Keesokan paginya pasangan suami istri itu tengah bersiap di ruang makan.
“Sayang, kok ayah belum ke sini ya?”
“Mungkin ayah masih tidur, nanti Bening bangunkan ayah dulu ya mas.” Bening mengetuk pintu kamar ayah, namun tak ada jawaban dari dalam. Ia pun membuka pintu kamar dan menemukan ayah masih tertidur di atas tempat tidurnya.
“Ayah bangun, kita sarapan dulu yuk! Ayah…” Bening mencoba membangunkan ayah namun tak juga bangun. Saat Bening menyentuh tangan ayah, sekujur tubuh ayah dirasanya dingin.
“Mas, mas, cepat kemari, ayah tidak mau bangun dan tubuhnya dingin!” Iqbal pun masuk kamar dan mendapati ayahnya yang pucat lalu segera melarikannya ke rumah sakit.
Tak lama di rumah sakit, keempat kakaknya pun datang setelah ditelpon oleh Bening. Mereka semua harap-harap cemas menunggu dokter yang memeriksa keadaan ayah.
Setelah lama menunggu, akhirnya dokter keluar dari ruangan dan mengabarkan kondisi ayah.
“Saya sudah berusaha namun Allah-lah yang berkehendak, ayah anda telah dipanggil Allah,” tangisan pun pecah menyelimuti lorong rumah sakit, kelima kakak beradik itu menangis terutama Iqbal yang menyesali atas tingkah lakunya selama ini pada ayahnya.
“Innalillaahi wainna ilaihi roji’un… Ayah, maafkan anakmu tak sempat membahagiakanmu, semoga Allah menempatkanmu di Syurga-Nya..” do’anya dalam hati.
Setelah kepergian ayahnya, Iqbal merasa sepi dan hari-harinya terasa hampa.

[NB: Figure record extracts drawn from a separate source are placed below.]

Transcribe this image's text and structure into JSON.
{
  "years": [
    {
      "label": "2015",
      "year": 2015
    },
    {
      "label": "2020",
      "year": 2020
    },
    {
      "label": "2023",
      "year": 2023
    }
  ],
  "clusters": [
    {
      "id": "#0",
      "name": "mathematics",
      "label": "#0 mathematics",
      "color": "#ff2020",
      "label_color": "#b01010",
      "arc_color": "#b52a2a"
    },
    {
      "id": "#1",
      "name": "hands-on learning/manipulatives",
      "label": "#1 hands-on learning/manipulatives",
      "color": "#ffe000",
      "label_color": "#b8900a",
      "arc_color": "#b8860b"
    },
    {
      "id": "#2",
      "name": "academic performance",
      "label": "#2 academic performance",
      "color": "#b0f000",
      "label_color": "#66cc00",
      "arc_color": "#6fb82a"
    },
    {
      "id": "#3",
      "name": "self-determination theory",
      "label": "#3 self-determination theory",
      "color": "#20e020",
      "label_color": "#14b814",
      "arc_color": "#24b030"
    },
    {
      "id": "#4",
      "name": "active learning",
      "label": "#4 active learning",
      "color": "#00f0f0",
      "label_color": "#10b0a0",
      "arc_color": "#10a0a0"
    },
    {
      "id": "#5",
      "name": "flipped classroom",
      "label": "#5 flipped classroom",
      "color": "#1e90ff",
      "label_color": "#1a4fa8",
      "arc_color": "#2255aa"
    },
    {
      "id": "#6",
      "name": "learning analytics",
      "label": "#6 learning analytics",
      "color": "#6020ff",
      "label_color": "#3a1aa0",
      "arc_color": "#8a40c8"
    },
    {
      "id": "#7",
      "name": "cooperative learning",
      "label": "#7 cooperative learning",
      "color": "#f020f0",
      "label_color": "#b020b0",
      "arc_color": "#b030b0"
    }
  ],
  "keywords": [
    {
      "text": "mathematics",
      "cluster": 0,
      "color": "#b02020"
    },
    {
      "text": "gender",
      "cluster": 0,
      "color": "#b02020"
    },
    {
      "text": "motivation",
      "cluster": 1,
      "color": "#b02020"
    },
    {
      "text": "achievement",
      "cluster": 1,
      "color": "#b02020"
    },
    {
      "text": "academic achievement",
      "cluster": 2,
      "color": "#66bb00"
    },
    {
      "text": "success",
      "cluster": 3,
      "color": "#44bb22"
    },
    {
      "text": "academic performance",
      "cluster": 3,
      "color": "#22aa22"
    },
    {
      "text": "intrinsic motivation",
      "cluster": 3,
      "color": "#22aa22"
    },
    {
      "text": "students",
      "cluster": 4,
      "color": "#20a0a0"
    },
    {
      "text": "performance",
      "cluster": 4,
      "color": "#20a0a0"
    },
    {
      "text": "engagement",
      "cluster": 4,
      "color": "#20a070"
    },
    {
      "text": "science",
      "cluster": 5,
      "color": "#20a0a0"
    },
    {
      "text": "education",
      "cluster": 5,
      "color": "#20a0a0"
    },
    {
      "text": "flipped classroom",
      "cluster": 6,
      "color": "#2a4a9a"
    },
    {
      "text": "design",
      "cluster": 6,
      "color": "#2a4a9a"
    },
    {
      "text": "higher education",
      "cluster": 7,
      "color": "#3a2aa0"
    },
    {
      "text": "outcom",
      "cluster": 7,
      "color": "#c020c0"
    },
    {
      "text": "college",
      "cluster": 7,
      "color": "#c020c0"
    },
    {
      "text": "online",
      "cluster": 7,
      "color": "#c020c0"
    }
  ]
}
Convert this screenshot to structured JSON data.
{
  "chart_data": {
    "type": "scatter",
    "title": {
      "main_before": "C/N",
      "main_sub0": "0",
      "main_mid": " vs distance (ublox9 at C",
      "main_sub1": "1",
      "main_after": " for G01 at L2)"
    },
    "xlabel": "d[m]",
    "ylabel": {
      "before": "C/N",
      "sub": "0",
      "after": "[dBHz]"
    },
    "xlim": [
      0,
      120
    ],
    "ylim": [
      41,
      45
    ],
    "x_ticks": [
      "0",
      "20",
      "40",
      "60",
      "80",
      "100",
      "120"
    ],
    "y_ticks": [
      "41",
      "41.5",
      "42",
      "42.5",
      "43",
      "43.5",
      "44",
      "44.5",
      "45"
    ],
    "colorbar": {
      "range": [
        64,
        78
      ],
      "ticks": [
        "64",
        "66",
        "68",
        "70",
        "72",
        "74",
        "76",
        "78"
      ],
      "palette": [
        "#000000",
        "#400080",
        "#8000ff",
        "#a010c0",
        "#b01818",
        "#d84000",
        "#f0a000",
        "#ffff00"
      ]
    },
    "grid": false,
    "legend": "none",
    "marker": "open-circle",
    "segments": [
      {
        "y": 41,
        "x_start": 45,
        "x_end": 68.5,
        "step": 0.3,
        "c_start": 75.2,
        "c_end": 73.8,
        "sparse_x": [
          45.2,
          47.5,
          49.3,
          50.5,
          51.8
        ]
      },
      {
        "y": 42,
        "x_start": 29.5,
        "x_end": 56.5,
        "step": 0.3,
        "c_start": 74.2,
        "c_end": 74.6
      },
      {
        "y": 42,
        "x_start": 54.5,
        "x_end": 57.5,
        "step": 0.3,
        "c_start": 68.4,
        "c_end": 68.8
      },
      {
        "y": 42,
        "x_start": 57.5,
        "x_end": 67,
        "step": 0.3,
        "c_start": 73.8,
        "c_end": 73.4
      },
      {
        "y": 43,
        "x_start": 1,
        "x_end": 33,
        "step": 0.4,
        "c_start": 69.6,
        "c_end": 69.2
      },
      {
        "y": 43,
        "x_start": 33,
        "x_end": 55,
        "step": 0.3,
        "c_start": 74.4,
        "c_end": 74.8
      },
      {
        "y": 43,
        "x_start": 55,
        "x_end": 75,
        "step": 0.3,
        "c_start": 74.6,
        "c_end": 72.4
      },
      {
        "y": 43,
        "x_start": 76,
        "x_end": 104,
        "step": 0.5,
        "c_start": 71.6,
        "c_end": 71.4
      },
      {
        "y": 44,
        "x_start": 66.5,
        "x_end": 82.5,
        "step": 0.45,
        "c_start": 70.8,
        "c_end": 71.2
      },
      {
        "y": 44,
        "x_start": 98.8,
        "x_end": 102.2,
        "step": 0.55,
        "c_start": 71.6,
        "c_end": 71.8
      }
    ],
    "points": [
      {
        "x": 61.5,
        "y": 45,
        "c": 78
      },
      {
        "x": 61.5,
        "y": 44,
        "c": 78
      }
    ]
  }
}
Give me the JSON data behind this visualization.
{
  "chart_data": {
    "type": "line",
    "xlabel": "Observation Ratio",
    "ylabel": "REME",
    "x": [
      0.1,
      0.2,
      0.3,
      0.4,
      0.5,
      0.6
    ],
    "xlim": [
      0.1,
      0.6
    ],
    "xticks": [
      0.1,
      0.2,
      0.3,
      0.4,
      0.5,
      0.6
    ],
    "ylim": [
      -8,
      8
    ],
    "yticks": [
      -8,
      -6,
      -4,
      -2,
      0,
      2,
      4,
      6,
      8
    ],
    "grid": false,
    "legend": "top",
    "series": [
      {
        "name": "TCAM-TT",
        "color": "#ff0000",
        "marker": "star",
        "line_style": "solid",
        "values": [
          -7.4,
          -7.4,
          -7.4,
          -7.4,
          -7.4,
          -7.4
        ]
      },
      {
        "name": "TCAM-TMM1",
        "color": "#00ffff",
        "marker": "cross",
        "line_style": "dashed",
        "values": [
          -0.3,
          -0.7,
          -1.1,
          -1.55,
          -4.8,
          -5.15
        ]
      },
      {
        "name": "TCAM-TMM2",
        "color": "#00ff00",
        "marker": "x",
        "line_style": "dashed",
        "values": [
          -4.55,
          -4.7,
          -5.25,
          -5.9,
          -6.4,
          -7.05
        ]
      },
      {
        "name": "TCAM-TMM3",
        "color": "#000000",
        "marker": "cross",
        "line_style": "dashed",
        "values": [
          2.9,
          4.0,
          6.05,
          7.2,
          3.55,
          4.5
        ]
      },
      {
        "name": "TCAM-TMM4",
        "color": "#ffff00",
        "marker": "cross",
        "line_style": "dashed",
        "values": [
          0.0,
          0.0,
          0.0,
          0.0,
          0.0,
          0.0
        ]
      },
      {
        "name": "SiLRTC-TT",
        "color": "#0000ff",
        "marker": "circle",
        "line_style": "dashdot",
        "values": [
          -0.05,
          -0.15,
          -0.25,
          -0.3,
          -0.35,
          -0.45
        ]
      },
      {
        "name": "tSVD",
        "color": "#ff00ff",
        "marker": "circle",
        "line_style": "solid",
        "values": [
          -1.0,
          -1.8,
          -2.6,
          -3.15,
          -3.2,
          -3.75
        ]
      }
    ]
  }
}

Disaat keterpurukannya, Bening menghampiri sambil mengusap lembut punggung suaminya.
“Mas, jangan bersedih, ingatlah bahwa Allah selalu bersama kita. Oya, aku membawa kabar gembira untukmu,” Iqbal melirik istrinya yang sedang tersipu. Rona merah di pipi istrinya membuat wajah istrinya semakin cantik, dan keceriaan istrinya itulah yang selalu membuat Iqbal bahagia.
Bening berbisik di telinga suaminya, “Alhamdulillaah aku hamil mas,” mendengar kabar gembira itu, Iqbal langsung tersungkur sujud, butiran bening air mata menetes membasahi pipinya.
“Alhamdulillaah… Allohu Akbar… Terima Kasih Ya Allah Ya Rohman.. Engkau telah mengabulkan kerinduan hamba selama ini untuk memiliki keturunan. Aku berjanji akan menjaga dengan baik amanah yang Kau berikan… Terima kasih Ya Allah…”
Setelah itu hari-hari mereka selalu diliputi dengan kesyukuran, meski ujian kan pasti datang menghiasi bahtera rumah tangga mereka, namun mereka yakin di balik semua kesulitan pasti ada kemudahan, dibalik air mata pasti ada bahagia.